In hetzelfde Feestnummer schrijft A. Walgrave over ‘Gezelle als dichter van zijn volk’. ‘Gezelle kan genoemd worden de volksdichter van Vlaanderen’. Doch feitelijk leeft hij op de lippen en in den geest van zijn volk niet, eenvoudig omdat het Vlaamsche volk hem niet kent. ‘Men zou zijne verzen moeten kunnen vinden in weekblad, almanak, kerkboek of kleine, kleine boekskens.’ Dr Lauwers deelt eenige beschouwingen mede over ‘hoesten en niezen, spreken en vezelen’. E. Van Cappel onderzoekt de spreuk ‘Uit houwe trouw wordt Moederland herboren’ en wat Moerland is. Tk 4. De Wisselwachter, naar Rosegger, door A. Callewaert vertaald.
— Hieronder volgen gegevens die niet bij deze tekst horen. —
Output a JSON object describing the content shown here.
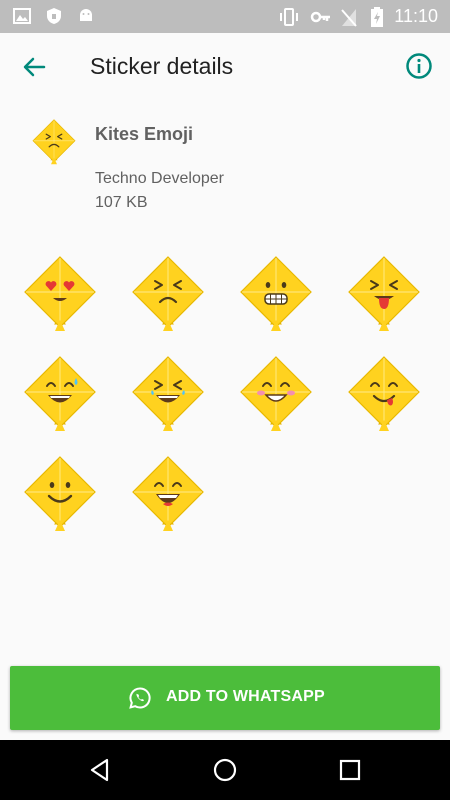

Astene (Gedicht over dit dorp, door J.Cl. aan Horand opgedragen). Brugge (Gedicht naar Stephan Zweig, door A. Van Veerdegem). Gezelliana, door A. Walgrave. - Mengelingen. Tk 5. Een geloofsheld (over Karel Rijckewaert, een der gebannenen naar Wesel in 1813) door G. Lamerant. Romantiek (humoristisch gedicht), Horand. ‘Ware Vriendschap’ en ‘Ga tot Jesus’, door Br. Frans uit Vakei-Mayombé. Quintus en Azarius. Eene tooneelkundige schets (H. Van Vriesendonck). IJdelheid, een onuitgegeven prozastuk van A. Rodenbach, waarvan ‘Weelde’ de rythmische omwerking is. In ‘Mengelmaren’ beoordeelt A.C. zeer gunstig Aug. Van Cauwelaert's Verzen Nieuwe reeks.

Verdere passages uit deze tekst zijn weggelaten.